If I look at the Imapala Shell or Hue, I can write complicated enough IMPALA update statements for KUDU. E.g. update with sub-select and what not. Fine.
Looking at the old JDBC connection methods for, say, mySQL via SPARK / SCALA, there is not a lot of possibility to do a complicated update via such a connection, and that is understandable. However, with KUDU, I think the situation changes.
Looking at the documentation on KUDU - Apache KUDU - Developing Applications with Apache KUDU, the follwoing questions:
- It is unclear if I can issue a complex update SQL statement from a SPARK / SCALA environment via an IMPALA JDBC Driver (due to security issues with KUDU).
In SPARK KUDU Native Mode DML seems tied to a Data Frame approach with INSERT and UPSERT. What if I just want to write a free-format SQL DML statement like an UPDATE? I see that we can use Spark SQL to INSERT (treated as UPSERT by default) into a Kudu table. E.g.
sqlContext.sql(s"INSERT INTO TABLE $kuduTableName SELECT * FROM source_table")

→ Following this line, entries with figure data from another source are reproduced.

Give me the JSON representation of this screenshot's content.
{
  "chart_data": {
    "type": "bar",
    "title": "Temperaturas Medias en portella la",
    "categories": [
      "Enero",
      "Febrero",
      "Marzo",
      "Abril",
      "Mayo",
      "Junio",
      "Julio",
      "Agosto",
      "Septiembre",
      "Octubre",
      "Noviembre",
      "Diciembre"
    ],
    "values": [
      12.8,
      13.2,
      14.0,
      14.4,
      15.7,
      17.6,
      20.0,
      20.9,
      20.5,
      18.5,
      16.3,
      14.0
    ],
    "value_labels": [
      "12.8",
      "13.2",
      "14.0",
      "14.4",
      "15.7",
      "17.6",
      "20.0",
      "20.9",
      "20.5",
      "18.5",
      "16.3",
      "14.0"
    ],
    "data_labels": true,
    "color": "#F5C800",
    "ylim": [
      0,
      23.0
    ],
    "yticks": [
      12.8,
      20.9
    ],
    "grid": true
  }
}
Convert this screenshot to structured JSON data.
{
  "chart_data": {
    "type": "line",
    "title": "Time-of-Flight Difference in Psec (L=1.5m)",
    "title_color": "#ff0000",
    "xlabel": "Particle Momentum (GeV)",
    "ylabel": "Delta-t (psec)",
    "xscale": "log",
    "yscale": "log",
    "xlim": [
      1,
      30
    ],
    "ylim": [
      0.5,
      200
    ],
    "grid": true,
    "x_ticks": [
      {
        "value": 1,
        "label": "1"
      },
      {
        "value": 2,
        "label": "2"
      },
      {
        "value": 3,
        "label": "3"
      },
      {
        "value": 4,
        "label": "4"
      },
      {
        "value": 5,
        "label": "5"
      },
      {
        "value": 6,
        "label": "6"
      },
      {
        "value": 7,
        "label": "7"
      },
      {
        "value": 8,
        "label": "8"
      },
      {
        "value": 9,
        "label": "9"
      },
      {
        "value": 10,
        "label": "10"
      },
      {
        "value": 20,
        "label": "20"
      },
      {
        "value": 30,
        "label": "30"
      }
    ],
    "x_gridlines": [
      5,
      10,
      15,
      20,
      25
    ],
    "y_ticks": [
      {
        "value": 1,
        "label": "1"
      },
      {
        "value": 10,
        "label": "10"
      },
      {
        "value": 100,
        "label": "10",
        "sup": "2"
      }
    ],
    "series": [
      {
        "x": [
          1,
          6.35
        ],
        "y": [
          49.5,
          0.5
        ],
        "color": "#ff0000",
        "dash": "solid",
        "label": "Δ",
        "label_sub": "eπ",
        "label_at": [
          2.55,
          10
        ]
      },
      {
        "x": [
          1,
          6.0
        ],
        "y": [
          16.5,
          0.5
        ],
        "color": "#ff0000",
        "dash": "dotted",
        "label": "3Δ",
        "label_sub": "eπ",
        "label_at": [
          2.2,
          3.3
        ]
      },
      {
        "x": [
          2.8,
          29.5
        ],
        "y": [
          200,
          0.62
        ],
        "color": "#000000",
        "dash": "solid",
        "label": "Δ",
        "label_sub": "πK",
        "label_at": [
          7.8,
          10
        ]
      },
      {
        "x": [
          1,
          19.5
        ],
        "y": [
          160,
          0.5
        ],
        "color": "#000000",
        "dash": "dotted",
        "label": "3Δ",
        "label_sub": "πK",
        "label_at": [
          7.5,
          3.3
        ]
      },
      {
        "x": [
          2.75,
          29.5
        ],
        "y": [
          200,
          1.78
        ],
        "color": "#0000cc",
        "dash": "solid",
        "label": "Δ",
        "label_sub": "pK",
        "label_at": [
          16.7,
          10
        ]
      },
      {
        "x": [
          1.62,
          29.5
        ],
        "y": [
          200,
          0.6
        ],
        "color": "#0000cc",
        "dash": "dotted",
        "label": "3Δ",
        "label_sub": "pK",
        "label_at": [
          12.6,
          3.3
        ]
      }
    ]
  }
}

- My understanding with SPARK SQL INSERT ... as per above is that the KUDU table must be a temporary table as well. I cannot approach it directly. So, taking this all in then, how can we approach a KUDU table directly in SPARK? We cannot in SPARK / KUDU, and complicated UPDATES statement via SPARK SCALA / KUDU or SPARK SCALA to KUDU via Impala JDBC connection do not allow this either. I can do some things via shell scripting with saved env vars in some cases I note.